The COVID-19 Coronavirus outbreak is causing some concern about holidays. You’ll notice that travel agents, tour operators and airlines are offering a range of booking options, low discounts and special offers to keep people travelling. In the last week, both Virgin Atlantic and British Airways have introduced free flexible cancellation and amendment options on new or future bookings, for example – and speculation is beginning to mount that the policy may be extended to existed bookings on a limited basis as well.
Whilst COVID-19 is a serious concern, only travel to heavily affected destinations needs be totally avoided or considered carefully. The government has issued comprehensive travel advice and a list of the restricted areas, which you should be consulted before making any final decisions on travel plans. If your destination isn’t on those lists, and your flight hasn’t been cancelled, then you can assume that it is currently safe to fly.
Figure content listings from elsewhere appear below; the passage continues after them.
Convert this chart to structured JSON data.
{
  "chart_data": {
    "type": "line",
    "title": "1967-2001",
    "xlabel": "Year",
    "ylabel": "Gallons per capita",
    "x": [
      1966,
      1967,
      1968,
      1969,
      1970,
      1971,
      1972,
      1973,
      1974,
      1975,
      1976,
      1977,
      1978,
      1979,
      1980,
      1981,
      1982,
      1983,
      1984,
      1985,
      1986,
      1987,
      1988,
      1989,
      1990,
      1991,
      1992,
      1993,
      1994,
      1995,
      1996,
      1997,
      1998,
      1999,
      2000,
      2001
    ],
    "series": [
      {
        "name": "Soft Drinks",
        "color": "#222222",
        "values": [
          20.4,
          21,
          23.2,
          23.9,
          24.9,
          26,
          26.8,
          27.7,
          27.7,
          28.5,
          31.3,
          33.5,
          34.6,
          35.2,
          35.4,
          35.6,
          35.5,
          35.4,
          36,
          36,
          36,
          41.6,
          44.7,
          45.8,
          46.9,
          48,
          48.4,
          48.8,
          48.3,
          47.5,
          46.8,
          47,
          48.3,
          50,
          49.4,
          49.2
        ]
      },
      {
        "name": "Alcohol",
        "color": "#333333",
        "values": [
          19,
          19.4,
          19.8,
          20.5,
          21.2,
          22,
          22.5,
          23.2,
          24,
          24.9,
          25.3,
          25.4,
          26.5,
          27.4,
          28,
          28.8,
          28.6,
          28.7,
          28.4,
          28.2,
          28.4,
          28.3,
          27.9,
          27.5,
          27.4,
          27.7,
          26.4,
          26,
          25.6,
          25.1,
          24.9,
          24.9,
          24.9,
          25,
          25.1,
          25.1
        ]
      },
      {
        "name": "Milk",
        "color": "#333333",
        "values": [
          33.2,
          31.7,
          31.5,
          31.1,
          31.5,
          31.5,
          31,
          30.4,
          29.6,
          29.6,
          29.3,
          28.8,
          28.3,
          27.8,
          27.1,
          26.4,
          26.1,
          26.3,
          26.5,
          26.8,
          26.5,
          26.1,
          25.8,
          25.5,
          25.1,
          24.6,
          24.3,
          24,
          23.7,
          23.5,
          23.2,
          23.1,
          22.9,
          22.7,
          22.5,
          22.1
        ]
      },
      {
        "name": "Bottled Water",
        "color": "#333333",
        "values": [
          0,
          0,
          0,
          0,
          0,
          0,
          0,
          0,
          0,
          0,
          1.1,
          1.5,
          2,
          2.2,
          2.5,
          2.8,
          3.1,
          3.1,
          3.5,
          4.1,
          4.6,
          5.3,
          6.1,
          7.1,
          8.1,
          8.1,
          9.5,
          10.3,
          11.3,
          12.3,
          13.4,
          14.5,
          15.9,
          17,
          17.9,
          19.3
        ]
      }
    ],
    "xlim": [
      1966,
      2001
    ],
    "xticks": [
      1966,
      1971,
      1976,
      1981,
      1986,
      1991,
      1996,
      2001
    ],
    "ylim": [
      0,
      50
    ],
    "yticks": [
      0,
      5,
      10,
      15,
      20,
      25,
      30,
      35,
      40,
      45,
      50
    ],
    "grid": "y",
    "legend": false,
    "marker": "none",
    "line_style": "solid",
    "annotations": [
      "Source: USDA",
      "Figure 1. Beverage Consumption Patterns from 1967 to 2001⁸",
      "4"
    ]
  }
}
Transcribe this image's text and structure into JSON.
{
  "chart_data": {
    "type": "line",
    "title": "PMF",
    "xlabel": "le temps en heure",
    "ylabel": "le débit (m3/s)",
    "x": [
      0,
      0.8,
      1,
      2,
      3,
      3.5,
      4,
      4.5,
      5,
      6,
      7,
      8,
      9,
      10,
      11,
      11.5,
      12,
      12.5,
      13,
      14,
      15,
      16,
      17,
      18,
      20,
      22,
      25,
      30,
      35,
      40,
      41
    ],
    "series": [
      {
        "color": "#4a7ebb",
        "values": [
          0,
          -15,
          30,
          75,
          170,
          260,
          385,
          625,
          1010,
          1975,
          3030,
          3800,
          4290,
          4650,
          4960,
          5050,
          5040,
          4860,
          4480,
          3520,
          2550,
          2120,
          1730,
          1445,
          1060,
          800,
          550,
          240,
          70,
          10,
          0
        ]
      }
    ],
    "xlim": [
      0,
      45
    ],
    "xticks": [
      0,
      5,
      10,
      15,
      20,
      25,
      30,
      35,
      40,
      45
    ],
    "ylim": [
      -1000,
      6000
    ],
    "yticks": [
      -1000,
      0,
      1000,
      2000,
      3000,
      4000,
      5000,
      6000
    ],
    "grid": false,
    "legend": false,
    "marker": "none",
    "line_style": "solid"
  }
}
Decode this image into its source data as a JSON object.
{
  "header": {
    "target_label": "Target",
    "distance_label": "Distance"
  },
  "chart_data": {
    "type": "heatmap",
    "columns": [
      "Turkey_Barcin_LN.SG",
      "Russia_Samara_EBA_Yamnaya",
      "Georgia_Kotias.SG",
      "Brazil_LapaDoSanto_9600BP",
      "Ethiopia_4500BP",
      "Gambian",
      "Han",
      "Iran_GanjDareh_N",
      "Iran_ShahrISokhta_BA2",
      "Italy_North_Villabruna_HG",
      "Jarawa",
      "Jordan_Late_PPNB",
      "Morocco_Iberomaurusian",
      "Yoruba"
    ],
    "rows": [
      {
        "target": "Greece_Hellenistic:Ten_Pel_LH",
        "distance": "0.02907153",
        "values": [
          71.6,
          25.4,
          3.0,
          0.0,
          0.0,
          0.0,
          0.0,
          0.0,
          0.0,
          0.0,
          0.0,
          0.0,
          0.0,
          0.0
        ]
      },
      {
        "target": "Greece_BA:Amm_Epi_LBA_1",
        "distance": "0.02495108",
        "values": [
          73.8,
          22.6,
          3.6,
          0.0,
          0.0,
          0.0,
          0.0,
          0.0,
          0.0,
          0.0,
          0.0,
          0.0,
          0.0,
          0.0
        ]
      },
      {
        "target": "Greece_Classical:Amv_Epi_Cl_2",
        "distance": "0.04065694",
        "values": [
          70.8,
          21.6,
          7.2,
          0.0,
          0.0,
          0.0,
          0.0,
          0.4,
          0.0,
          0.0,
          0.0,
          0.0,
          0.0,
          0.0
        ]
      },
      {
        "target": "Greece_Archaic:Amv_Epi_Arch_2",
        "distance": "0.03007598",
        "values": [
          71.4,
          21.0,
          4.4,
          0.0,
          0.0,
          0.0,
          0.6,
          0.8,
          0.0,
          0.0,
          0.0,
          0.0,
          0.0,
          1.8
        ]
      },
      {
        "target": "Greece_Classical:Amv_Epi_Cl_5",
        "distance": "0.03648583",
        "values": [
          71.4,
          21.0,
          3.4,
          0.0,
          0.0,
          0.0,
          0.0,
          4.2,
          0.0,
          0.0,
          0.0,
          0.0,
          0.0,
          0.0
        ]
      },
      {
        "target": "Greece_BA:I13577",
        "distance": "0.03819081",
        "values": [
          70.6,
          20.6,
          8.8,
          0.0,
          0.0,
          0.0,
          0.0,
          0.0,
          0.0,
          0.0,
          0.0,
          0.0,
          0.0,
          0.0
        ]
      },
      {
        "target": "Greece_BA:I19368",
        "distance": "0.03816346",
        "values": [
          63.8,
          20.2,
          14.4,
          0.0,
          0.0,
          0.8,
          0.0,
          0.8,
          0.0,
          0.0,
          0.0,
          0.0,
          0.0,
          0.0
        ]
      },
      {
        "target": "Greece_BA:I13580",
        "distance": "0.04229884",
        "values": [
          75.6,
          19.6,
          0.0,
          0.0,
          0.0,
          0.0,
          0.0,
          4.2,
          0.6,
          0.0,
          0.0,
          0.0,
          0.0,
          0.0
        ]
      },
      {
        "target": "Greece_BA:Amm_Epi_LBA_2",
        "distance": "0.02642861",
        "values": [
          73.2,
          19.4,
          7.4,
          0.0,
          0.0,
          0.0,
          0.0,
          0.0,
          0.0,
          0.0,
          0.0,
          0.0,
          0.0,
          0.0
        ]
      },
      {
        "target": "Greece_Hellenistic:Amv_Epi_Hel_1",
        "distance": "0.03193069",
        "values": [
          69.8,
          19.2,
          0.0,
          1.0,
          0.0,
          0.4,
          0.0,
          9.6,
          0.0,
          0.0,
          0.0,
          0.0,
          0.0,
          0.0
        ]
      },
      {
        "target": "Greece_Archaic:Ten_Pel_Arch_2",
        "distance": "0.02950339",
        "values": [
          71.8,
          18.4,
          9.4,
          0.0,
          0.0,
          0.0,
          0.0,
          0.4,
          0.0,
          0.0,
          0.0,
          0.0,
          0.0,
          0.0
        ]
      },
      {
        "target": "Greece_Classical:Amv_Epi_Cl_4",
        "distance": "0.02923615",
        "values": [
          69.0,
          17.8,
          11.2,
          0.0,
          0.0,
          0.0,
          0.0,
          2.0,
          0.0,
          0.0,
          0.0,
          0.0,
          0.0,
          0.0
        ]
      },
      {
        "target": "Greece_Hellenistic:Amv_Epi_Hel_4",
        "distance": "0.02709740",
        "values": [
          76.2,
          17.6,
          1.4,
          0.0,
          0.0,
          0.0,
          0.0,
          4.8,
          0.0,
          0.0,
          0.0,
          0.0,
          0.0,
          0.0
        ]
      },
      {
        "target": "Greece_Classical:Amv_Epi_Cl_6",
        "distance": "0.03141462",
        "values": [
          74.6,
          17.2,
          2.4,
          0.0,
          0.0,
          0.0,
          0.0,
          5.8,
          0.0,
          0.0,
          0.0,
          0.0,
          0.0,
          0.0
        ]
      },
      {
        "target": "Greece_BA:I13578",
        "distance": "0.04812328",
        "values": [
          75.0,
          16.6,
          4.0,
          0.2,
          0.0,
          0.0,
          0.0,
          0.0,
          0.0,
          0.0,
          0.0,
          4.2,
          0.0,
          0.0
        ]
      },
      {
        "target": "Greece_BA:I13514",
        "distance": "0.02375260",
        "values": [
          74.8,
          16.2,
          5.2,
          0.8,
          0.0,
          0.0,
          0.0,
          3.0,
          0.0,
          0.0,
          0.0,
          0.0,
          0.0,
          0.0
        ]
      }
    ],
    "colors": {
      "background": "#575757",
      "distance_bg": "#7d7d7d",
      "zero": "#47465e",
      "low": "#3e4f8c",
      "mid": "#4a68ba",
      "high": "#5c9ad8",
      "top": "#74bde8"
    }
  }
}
For destinations not currently considered ‘at risk’ by the FCO, understanding how the virus spreads is the key to limiting your own exposure and the transmission to others. So we’ve put together a simple ‘flygiene’ guide to keep you and yours clean in the air.
1. Avoid touching your face
COVID-19 is spread via viral droplets that land on shared surfaces – which we then spread to ourselves by touching our faces. At an airport this might include check-in kiosks, immigration desks and escalator handrails. Limit how often you touch your face (did you know, that without thinking about it, on average, you touch your face up to 30 times an hour) and thoroughly wash your hands with warm water and soap for at least 20 seconds (or long enough to sing ‘Happy Birthday’ twice over). Also, carry hand sanitising gel and apply regularly – as well as to any kids you’re travelling with.
2. Disinfect surfaces at your seat
Viruses and germs are known to live on hard surfaces for many hours. When you get to your seat, wipe down all hard surfaces with disinfecting wipes. This includes the seat itself if made from leather or plastic, tray tables, seatbelt buckles, armrests, windows and window blinds, air vents and, if you have at-seat inflight entertainment, the screen and hand controller.
Be careful when handling seat-back magazines and the safety-card. It’s best to use hand sanitising gel straight afterwards.
3. Go for the window seat
Research suggests those who sit by the window have less chance of catching any viruses due to limited interaction with other people walking by. If possible, book a window seat and limit your movement around the aircraft cabin.
4. Book a seat away from doors and toilets
By selecting a seat that has the lowest number of passengers and crew walking past, you will automatically limit your exposure to Coronavirus. Book a seat in the middle of the plane away from the toilets, doors and galley areas.
5. Going to the bathroom
Always ensure you wash your hands before you leave the toilet and use a paper towel to unlock and open the door as you exit. Attention should be given when placing rubbish into the bin to avoid your hands touching the swing lid of the bin, or any used items already in the bin.
6. Catch it, bin it, kill it
Whether you’re in the terminal or onboard your flight, follow the widely publicised advice about Coronavirus when you sneeze or cough – use tissues, and immediately put in the bin when you’re finished.
Simply cancelling your travel plans to a destination which isn’t restricted by the FCO may mean that you won’t get a refund from your airline, holiday operator or insurance company. And having an insurance policy in place will not necessarily cover you against COVID-19 cancellations – so be sure to read the small print. Some insurers have already started inserting no Coronavirus clauses into their policies, so check that yours excludes this.
Airlines and travel companies have a duty of care to their customers and to their own staff. Maintaining ‘flygiene’ best practices and being aware of any potential dirty surfaces will limit your chance of becoming unwell. And it goes without saying that everyone should have a comprehensive travel insurance policy in place from the moment you book your holiday.